(Bloomberg) -- HP Inc. was awarded $439 million in damages against Quanta Storage Inc. and its U.S. subsidiary after a federal judge tripled a jury’s 2019 award for damages caused by a widespread scheme to inflate the price of optical disk drives.
In October, a Houston jury ordered Quanta to pay HP $176 million in damages. U.S. District Judge David Hittner said Friday that Quanta hadn’t shown any reason why the jury’s findings should be set aside. He tripled the damages award, as authorized under antitrust law, to $528 million before deducting the $89 million in settlements paid by the other companies HP accused of participating in the price-fixing scheme.
Other disk-drive makers like Hitachi-LG, Sony and Panasonic settled with HP over the past decade.

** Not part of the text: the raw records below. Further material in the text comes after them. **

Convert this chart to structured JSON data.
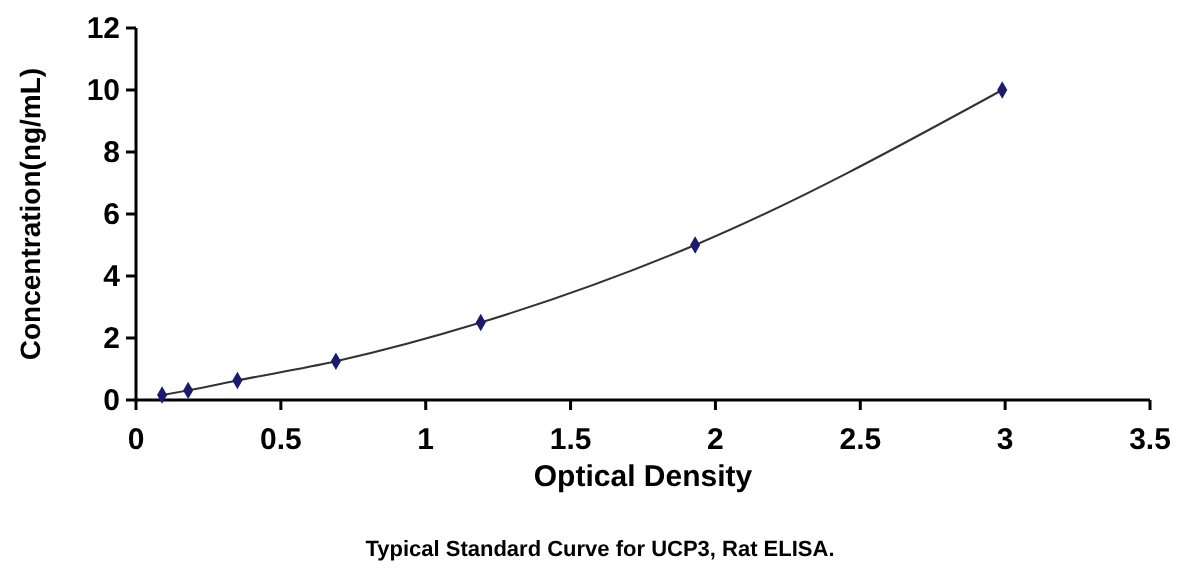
{
  "chart_data": {
    "type": "scatter",
    "xlabel": "Optical Density",
    "ylabel": "Concentration(ng/mL)",
    "annotations": [
      "Typical Standard Curve for UCP3, Rat ELISA."
    ],
    "xlim": [
      0,
      3.5
    ],
    "xticks": [
      0,
      0.5,
      1,
      1.5,
      2,
      2.5,
      3,
      3.5
    ],
    "ylim": [
      0,
      12
    ],
    "yticks": [
      0,
      2,
      4,
      6,
      8,
      10,
      12
    ],
    "grid": false,
    "series": [
      {
        "type": "line",
        "color": "#333333",
        "marker": "none",
        "x": [
          0.09,
          0.18,
          0.35,
          0.69,
          1.19,
          1.93,
          2.99
        ],
        "values": [
          0.16,
          0.31,
          0.63,
          1.25,
          2.5,
          5,
          10
        ]
      },
      {
        "color": "#1a1a6e",
        "marker": "diamond",
        "x": [
          0.09,
          0.18,
          0.35,
          0.69,
          1.19,
          1.93,
          2.99
        ],
        "values": [
          0.16,
          0.31,
          0.63,
          1.25,
          2.5,
          5,
          10
        ]
      }
    ]
  }
}
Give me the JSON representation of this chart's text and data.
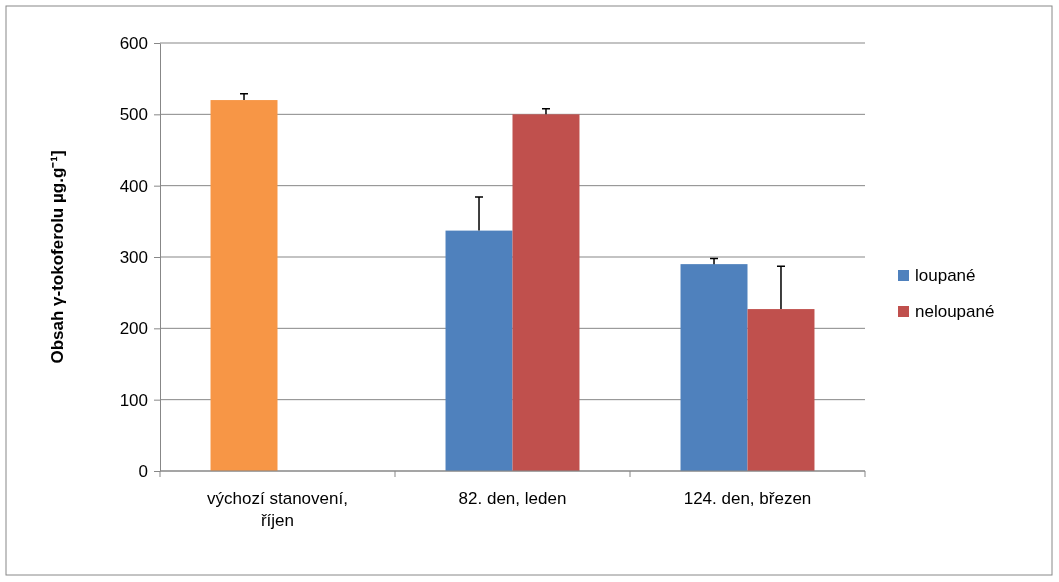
{
  "chart_data": {
    "type": "bar",
    "ylabel": "Obsah γ-tokoferolu µg.g⁻¹]",
    "categories": [
      "výchozí stanovení, říjen",
      "82. den, leden",
      "124. den, březen"
    ],
    "series": [
      {
        "name": "loupané",
        "color": "#4f81bd",
        "colors": [
          "#f79646",
          "#4f81bd",
          "#4f81bd"
        ],
        "values": [
          520,
          337,
          290
        ],
        "errors": [
          [
            520,
            529
          ],
          [
            337,
            384
          ],
          [
            290,
            298
          ]
        ]
      },
      {
        "name": "neloupané",
        "color": "#c0504d",
        "values": [
          null,
          500,
          227
        ],
        "errors": [
          null,
          [
            500,
            508
          ],
          [
            227,
            287
          ]
        ]
      }
    ],
    "ylim": [
      0,
      600
    ],
    "yticks": [
      0,
      100,
      200,
      300,
      400,
      500,
      600
    ],
    "grid": "y",
    "legend": "right"
  }
}
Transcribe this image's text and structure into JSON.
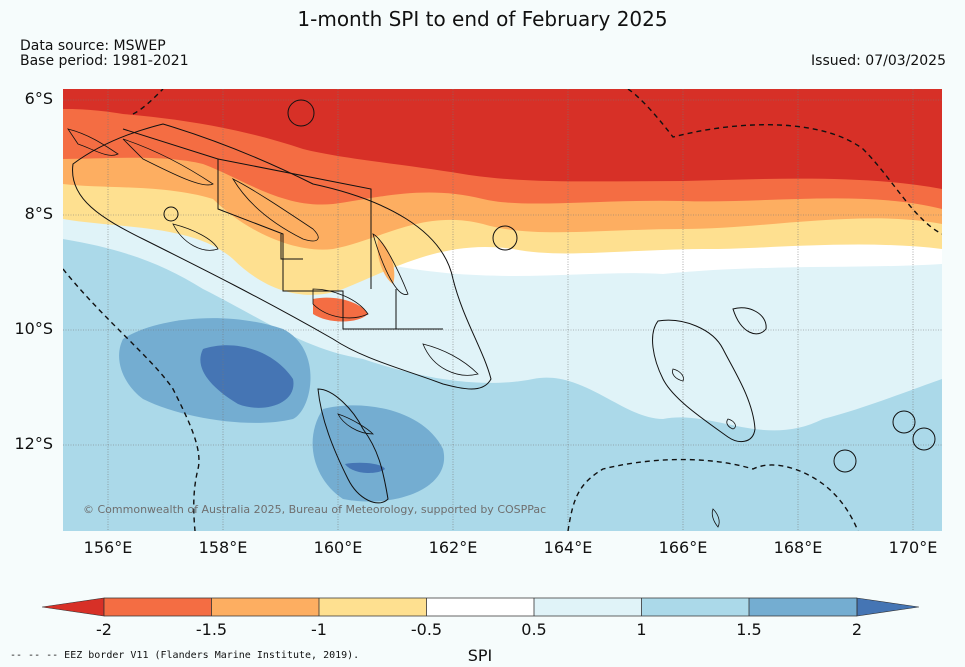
{
  "title": "1-month SPI to end of February 2025",
  "source": {
    "data_source": "Data source: MSWEP",
    "base_period": "Base period: 1981-2021",
    "issued": "Issued: 07/03/2025"
  },
  "axes": {
    "lat_labels": [
      "6°S",
      "8°S",
      "10°S",
      "12°S"
    ],
    "lon_labels": [
      "156°E",
      "158°E",
      "160°E",
      "162°E",
      "164°E",
      "166°E",
      "168°E",
      "170°E"
    ]
  },
  "copyright": "© Commonwealth of Australia 2025, Bureau of Meteorology, supported by COSPPac",
  "colorbar": {
    "ticks": [
      "-2",
      "-1.5",
      "-1",
      "-0.5",
      "0.5",
      "1",
      "1.5",
      "2"
    ],
    "label": "SPI",
    "colors": [
      "#d73027",
      "#f46d43",
      "#fdae61",
      "#fee090",
      "#ffffff",
      "#e0f3f8",
      "#abd9e9",
      "#74add1",
      "#4575b4"
    ]
  },
  "eez_legend": "--  --  -- EEZ border V11 (Flanders Marine Institute, 2019).",
  "colors": {
    "very_dry": "#d73027",
    "dry": "#f46d43",
    "moderately_dry": "#fdae61",
    "slightly_dry": "#fee090",
    "neutral": "#ffffff",
    "slightly_wet": "#e0f3f8",
    "wet": "#abd9e9",
    "moderately_wet": "#74add1",
    "very_wet": "#4575b4"
  }
}
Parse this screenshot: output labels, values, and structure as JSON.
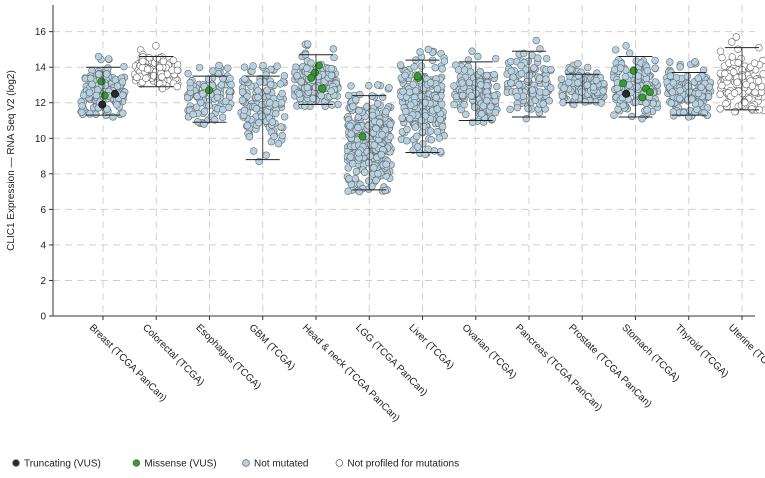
{
  "chart_data": {
    "type": "scatter",
    "ylabel": "CLIC1 Expression — RNA Seq V2 (log2)",
    "ylim": [
      0,
      17.5
    ],
    "yticks": [
      0,
      2,
      4,
      6,
      8,
      10,
      12,
      14,
      16
    ],
    "grid": true,
    "categories": [
      {
        "label": "Breast (TCGA PanCan)",
        "min": 11.2,
        "max": 14.6,
        "center": 12.7,
        "n": 140,
        "missense": [
          13.2,
          12.4
        ],
        "truncating": [
          12.5,
          11.9
        ],
        "profiled": true
      },
      {
        "label": "Colorectal (TCGA)",
        "min": 12.8,
        "max": 15.2,
        "center": 13.8,
        "n": 110,
        "missense": [],
        "truncating": [],
        "profiled": false
      },
      {
        "label": "Esophagus (TCGA)",
        "min": 10.8,
        "max": 14.1,
        "center": 12.5,
        "n": 110,
        "missense": [
          12.7
        ],
        "truncating": [],
        "profiled": true
      },
      {
        "label": "GBM (TCGA)",
        "min": 8.7,
        "max": 14.1,
        "center": 12.0,
        "n": 120,
        "missense": [],
        "truncating": [],
        "profiled": true
      },
      {
        "label": "Head & neck (TCGA PanCan)",
        "min": 11.8,
        "max": 15.3,
        "center": 13.1,
        "n": 150,
        "missense": [
          14.1,
          13.7,
          13.4,
          12.8
        ],
        "truncating": [],
        "profiled": true
      },
      {
        "label": "LGG (TCGA PanCan)",
        "min": 7.0,
        "max": 13.0,
        "center": 9.8,
        "n": 330,
        "missense": [
          10.1
        ],
        "truncating": [],
        "profiled": true
      },
      {
        "label": "Liver (TCGA)",
        "min": 9.1,
        "max": 15.0,
        "center": 12.0,
        "n": 240,
        "missense": [
          13.4,
          13.5
        ],
        "truncating": [],
        "profiled": true
      },
      {
        "label": "Ovarian (TCGA)",
        "min": 10.9,
        "max": 14.9,
        "center": 12.6,
        "n": 130,
        "missense": [],
        "truncating": [],
        "profiled": true
      },
      {
        "label": "Pancreas (TCGA PanCan)",
        "min": 11.1,
        "max": 15.5,
        "center": 13.2,
        "n": 110,
        "missense": [],
        "truncating": [],
        "profiled": true
      },
      {
        "label": "Prostate (TCGA PanCan)",
        "min": 11.9,
        "max": 14.2,
        "center": 12.9,
        "n": 150,
        "missense": [],
        "truncating": [],
        "profiled": true
      },
      {
        "label": "Stomach (TCGA)",
        "min": 11.1,
        "max": 15.2,
        "center": 12.9,
        "n": 150,
        "missense": [
          13.8,
          13.1,
          12.8,
          12.6,
          12.3
        ],
        "truncating": [
          12.5
        ],
        "profiled": true
      },
      {
        "label": "Thyroid (TCGA)",
        "min": 11.2,
        "max": 14.3,
        "center": 12.6,
        "n": 150,
        "missense": [],
        "truncating": [],
        "profiled": true
      },
      {
        "label": "Uterine (TCGA)",
        "min": 11.5,
        "max": 15.7,
        "center": 13.0,
        "n": 120,
        "missense": [],
        "truncating": [],
        "profiled": false
      }
    ],
    "legend": [
      {
        "label": "Truncating (VUS)",
        "color": "#2b2b2b"
      },
      {
        "label": "Missense (VUS)",
        "color": "#3a9a2f"
      },
      {
        "label": "Not mutated",
        "color": "#b5d2e3"
      },
      {
        "label": "Not profiled for mutations",
        "color": "#ffffff"
      }
    ],
    "colors": {
      "not_mutated": "#b5d2e3",
      "not_profiled": "#ffffff",
      "missense": "#3a9a2f",
      "truncating": "#2b2b2b",
      "point_stroke": "#6b6b6b",
      "grid": "#d0d0d0",
      "box": "#222222"
    }
  }
}
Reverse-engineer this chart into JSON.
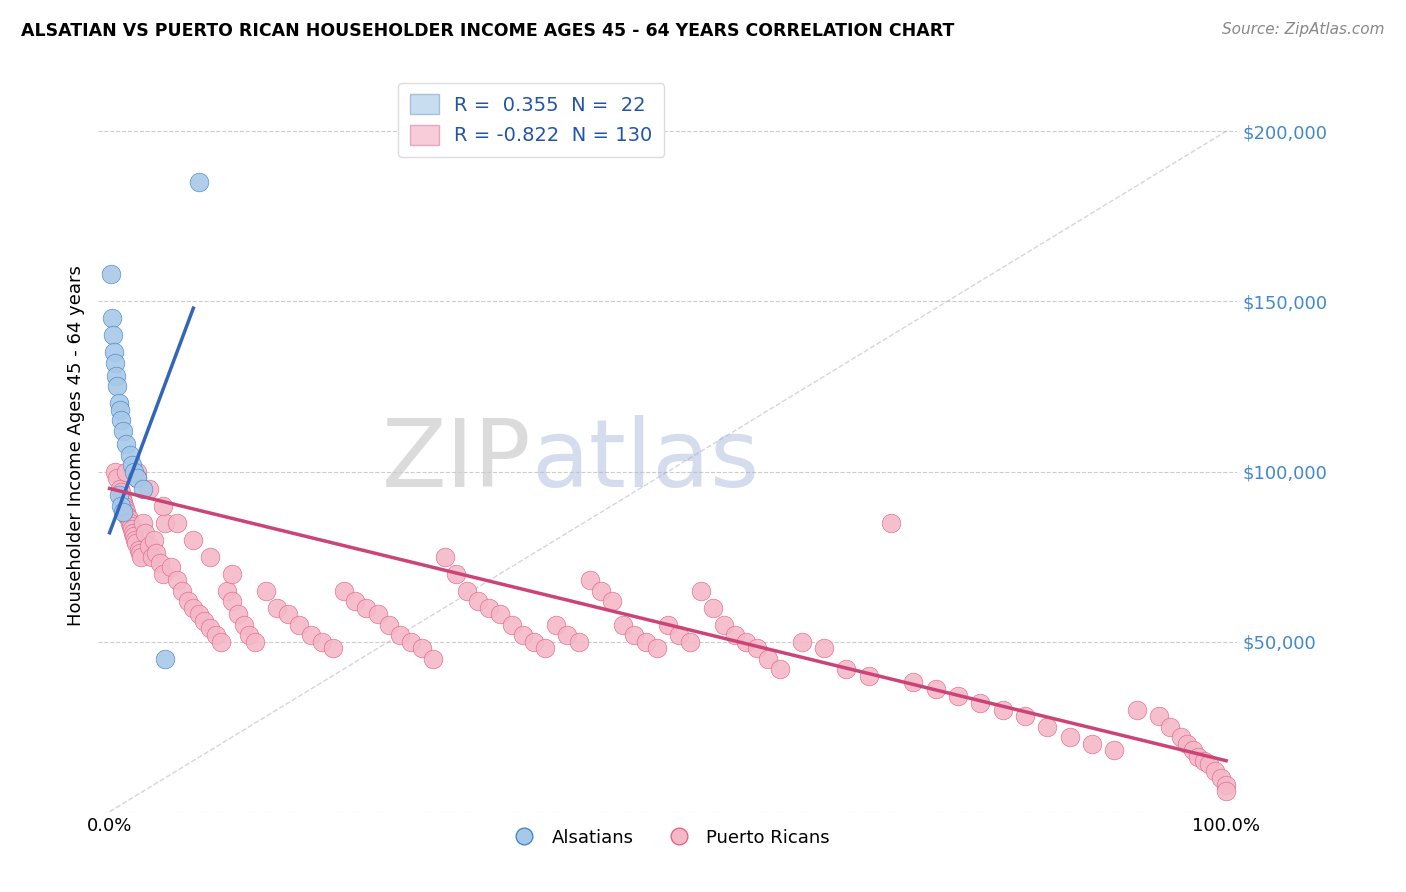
{
  "title": "ALSATIAN VS PUERTO RICAN HOUSEHOLDER INCOME AGES 45 - 64 YEARS CORRELATION CHART",
  "source": "Source: ZipAtlas.com",
  "ylabel": "Householder Income Ages 45 - 64 years",
  "legend_labels": [
    "Alsatians",
    "Puerto Ricans"
  ],
  "alsatian_R": 0.355,
  "alsatian_N": 22,
  "puertorican_R": -0.822,
  "puertorican_N": 130,
  "blue_dot_color": "#a8c8e8",
  "blue_dot_edge": "#4488cc",
  "pink_dot_color": "#f4b8c8",
  "pink_dot_edge": "#e06888",
  "blue_line_color": "#3366bb",
  "pink_line_color": "#cc4477",
  "ytick_color": "#4488cc",
  "ylim": [
    0,
    215000
  ],
  "xlim": [
    -0.01,
    1.01
  ],
  "alsatian_x": [
    0.001,
    0.002,
    0.003,
    0.004,
    0.005,
    0.006,
    0.007,
    0.008,
    0.009,
    0.01,
    0.012,
    0.015,
    0.018,
    0.02,
    0.022,
    0.025,
    0.03,
    0.008,
    0.01,
    0.012,
    0.05,
    0.08
  ],
  "alsatian_y": [
    158000,
    145000,
    140000,
    135000,
    132000,
    128000,
    125000,
    120000,
    118000,
    115000,
    112000,
    108000,
    105000,
    102000,
    100000,
    98000,
    95000,
    93000,
    90000,
    88000,
    45000,
    185000
  ],
  "blue_trend_x0": 0.0,
  "blue_trend_y0": 82000,
  "blue_trend_x1": 0.075,
  "blue_trend_y1": 148000,
  "pink_trend_x0": 0.0,
  "pink_trend_y0": 95000,
  "pink_trend_x1": 1.0,
  "pink_trend_y1": 15000,
  "pr_x": [
    0.005,
    0.007,
    0.009,
    0.01,
    0.011,
    0.012,
    0.013,
    0.014,
    0.015,
    0.016,
    0.017,
    0.018,
    0.019,
    0.02,
    0.021,
    0.022,
    0.023,
    0.024,
    0.025,
    0.026,
    0.027,
    0.028,
    0.03,
    0.032,
    0.035,
    0.038,
    0.04,
    0.042,
    0.045,
    0.048,
    0.05,
    0.055,
    0.06,
    0.065,
    0.07,
    0.075,
    0.08,
    0.085,
    0.09,
    0.095,
    0.1,
    0.105,
    0.11,
    0.115,
    0.12,
    0.125,
    0.13,
    0.14,
    0.15,
    0.16,
    0.17,
    0.18,
    0.19,
    0.2,
    0.21,
    0.22,
    0.23,
    0.24,
    0.25,
    0.26,
    0.27,
    0.28,
    0.29,
    0.3,
    0.31,
    0.32,
    0.33,
    0.34,
    0.35,
    0.36,
    0.37,
    0.38,
    0.39,
    0.4,
    0.41,
    0.42,
    0.43,
    0.44,
    0.45,
    0.46,
    0.47,
    0.48,
    0.49,
    0.5,
    0.51,
    0.52,
    0.53,
    0.54,
    0.55,
    0.56,
    0.57,
    0.58,
    0.59,
    0.6,
    0.62,
    0.64,
    0.66,
    0.68,
    0.7,
    0.72,
    0.74,
    0.76,
    0.78,
    0.8,
    0.82,
    0.84,
    0.86,
    0.88,
    0.9,
    0.92,
    0.94,
    0.95,
    0.96,
    0.965,
    0.97,
    0.975,
    0.98,
    0.985,
    0.99,
    0.995,
    1.0,
    1.0,
    0.015,
    0.025,
    0.035,
    0.048,
    0.06,
    0.075,
    0.09,
    0.11
  ],
  "pr_y": [
    100000,
    98000,
    95000,
    94000,
    92000,
    91000,
    90000,
    89000,
    88000,
    87000,
    86000,
    85000,
    84000,
    83000,
    82000,
    81000,
    80000,
    79000,
    100000,
    77000,
    76000,
    75000,
    85000,
    82000,
    78000,
    75000,
    80000,
    76000,
    73000,
    70000,
    85000,
    72000,
    68000,
    65000,
    62000,
    60000,
    58000,
    56000,
    54000,
    52000,
    50000,
    65000,
    62000,
    58000,
    55000,
    52000,
    50000,
    65000,
    60000,
    58000,
    55000,
    52000,
    50000,
    48000,
    65000,
    62000,
    60000,
    58000,
    55000,
    52000,
    50000,
    48000,
    45000,
    75000,
    70000,
    65000,
    62000,
    60000,
    58000,
    55000,
    52000,
    50000,
    48000,
    55000,
    52000,
    50000,
    68000,
    65000,
    62000,
    55000,
    52000,
    50000,
    48000,
    55000,
    52000,
    50000,
    65000,
    60000,
    55000,
    52000,
    50000,
    48000,
    45000,
    42000,
    50000,
    48000,
    42000,
    40000,
    85000,
    38000,
    36000,
    34000,
    32000,
    30000,
    28000,
    25000,
    22000,
    20000,
    18000,
    30000,
    28000,
    25000,
    22000,
    20000,
    18000,
    16000,
    15000,
    14000,
    12000,
    10000,
    8000,
    6000,
    100000,
    98000,
    95000,
    90000,
    85000,
    80000,
    75000,
    70000
  ]
}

Only Taiwan-based Quanta chose to go to trial.
Andrew Lusby, an attorney for Quanta, said Friday the company was not commenting at this time on the tripled damages.
The company had argued to Hittner that tripling damages would violate constitutional prohibitions on excessive punitive damages. But the judge rejected that argument, pointing out that antitrust law allows for tripling awards as compensatory rather than punitive damages.
“HP hopes this judgment sends a powerful message to suppliers all over the world that there are significant consequences when you violate US antitrust laws,” Alex B. Roberts, HP’s lawyer, said in an email after Hittner ruled.
The case is Hewlett-Packard Co. v Quanta Storage, 4:18-762, U.S. District Court, Southern District of Texas (Houston).